In the first place, as a factual matter, Iran, al-Qaeda, Syria, and sundry terrorists have little common cause outside of their intense dislike for us or some of our friends–Israel for instance and, oddly, Saudi Arabia. Their client terrorist groups are directed at their own local interests. Al qaeda has local interests as well–the overthrow of the corrupt Saudi monarchy (which is supported by our military). Syria is baathist and decidedly secular (like Iraq *was*), with internal islamist enemies (the muslim brotherhood). These are commonly known facts–or they ought to be.
But more fundamentally, you can no more go to war against fascism than you can go to war against terrorism. Fascism is a political ideology (like Hegel on steroids). Military weapons, which islamo-fascist-utterers urge upon various and sundry targets, cannot kill the idea, only the person with the idea. But it’s not the idea that bothers us–otherwise we’d wage war on Jerry Falwell–it’s the violent way of achieving the idea. And that brings us back to the war on terror (a method). War is waged–so people who’ve participated it in have told me–against nation-states. Ignorant of this fact, Hanson argues:
>And appeasement–treating the first World Trade Center bombing as a mere criminal justice matter or virtually ignoring the attack on the USS Cole–only spurred on further aggression.
So the legalistic Clinton administration–what with its parsing of words and all–spurred further aggression! Perhaps someone ought to point out to Hanson that the current enemies (except the new specious ones Hanson is recruiting–Iran and Syria) are *not* nation-states. More basically, however, reacting with our military is just exactly what they want, as endless experts have pointed out. They are waging a war of ideas. The idea is violence. What a wonderful dream Iraq has turned out to be for them. For they know that no amount of blowing someone up with convince him that democracy works. Being blown up can only convince him that blowing people up works; being terrorized that terror works. This is how one loses a war of ideas.
I gave up on reading Hanson’s Op-Ed at “Like the Nazis who whined,” but thought I’d comment here anyway.
jcasey wrote: “But more fundamentally, you can no more go to war against fascism than you can go to war against terrorism. Fascism is a political ideology.”
But didn’t the U.S. go to “war” against (so-called) Communism and (supposedly) win?
Nevermind the U.S.’s less successful fairings in the war on drugs, despite Nixon’s spectacular “all-out offensive against crime, against narcotics, against permissiveness.” Though at least “drugs” is a concrete noun. (Shock and awe those bags of weed, Mr. N).

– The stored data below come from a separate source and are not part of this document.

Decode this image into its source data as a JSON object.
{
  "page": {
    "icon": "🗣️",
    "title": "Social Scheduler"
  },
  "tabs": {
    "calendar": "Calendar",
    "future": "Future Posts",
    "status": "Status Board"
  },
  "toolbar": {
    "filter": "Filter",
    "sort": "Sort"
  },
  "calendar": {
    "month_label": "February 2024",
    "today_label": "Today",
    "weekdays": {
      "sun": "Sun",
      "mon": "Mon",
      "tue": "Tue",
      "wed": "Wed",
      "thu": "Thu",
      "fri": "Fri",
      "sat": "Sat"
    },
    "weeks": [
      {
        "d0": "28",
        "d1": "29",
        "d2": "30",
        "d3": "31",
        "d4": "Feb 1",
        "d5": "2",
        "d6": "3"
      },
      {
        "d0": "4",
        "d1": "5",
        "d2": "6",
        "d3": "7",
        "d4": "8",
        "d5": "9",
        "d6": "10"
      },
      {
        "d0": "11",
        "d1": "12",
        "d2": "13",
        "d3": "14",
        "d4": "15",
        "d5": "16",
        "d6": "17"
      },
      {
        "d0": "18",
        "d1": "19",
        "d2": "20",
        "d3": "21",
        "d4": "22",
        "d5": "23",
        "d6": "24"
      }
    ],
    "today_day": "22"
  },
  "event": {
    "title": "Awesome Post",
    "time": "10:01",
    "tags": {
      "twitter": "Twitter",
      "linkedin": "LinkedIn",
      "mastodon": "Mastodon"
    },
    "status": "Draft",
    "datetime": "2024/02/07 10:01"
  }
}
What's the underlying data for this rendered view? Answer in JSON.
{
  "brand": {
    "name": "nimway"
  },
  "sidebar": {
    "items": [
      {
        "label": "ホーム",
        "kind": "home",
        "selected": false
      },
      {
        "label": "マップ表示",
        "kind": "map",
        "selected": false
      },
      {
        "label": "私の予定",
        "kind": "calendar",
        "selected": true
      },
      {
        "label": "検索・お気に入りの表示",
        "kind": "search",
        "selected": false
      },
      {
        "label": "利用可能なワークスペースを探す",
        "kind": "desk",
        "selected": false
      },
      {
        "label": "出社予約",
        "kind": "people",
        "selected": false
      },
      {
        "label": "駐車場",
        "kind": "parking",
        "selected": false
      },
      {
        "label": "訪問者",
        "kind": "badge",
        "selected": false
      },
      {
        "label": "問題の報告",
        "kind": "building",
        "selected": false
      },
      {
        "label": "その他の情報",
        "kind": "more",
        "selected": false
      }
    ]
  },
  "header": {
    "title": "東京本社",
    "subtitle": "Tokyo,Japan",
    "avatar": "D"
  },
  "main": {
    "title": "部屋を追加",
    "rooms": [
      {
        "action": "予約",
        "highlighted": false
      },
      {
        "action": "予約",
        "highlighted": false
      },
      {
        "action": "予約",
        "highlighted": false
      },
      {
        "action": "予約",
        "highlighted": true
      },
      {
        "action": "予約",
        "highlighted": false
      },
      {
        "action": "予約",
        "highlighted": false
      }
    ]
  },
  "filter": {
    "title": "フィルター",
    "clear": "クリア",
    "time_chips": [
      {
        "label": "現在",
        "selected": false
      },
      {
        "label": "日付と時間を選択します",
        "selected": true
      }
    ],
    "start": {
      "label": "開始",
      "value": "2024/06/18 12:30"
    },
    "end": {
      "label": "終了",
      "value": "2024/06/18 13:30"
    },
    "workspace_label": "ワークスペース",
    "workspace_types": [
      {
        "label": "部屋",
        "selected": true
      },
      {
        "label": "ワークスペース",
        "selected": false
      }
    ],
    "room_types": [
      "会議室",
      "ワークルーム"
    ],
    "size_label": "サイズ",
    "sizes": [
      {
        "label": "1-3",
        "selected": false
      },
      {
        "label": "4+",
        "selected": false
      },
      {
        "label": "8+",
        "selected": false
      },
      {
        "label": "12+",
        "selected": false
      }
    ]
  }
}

Good point Jeremy. The U.S. did go to, note the italics “war” against communism. Note that the “war” was not a military conflict in the straightforward sense. Rather a conflict of ideas. Our ideas turned out to be more successful than theirs, so they lost. As far as I know, we never fired a shot against the Soviet Union. We fired many against Viet Nam, but ended up losing. The “war” with the bombs and the shooting and so forth, is not against the idea, but the actions of the people who have the idea. We don’t care about things worse than fascism (theocracy–Saudi Arabia anyone?), so they’re idea doesn’t bother us. Hell, it would be an improvement for some states. It’s the violent adherents that cause the trouble. Against them–to restrain them–we wage war without italics.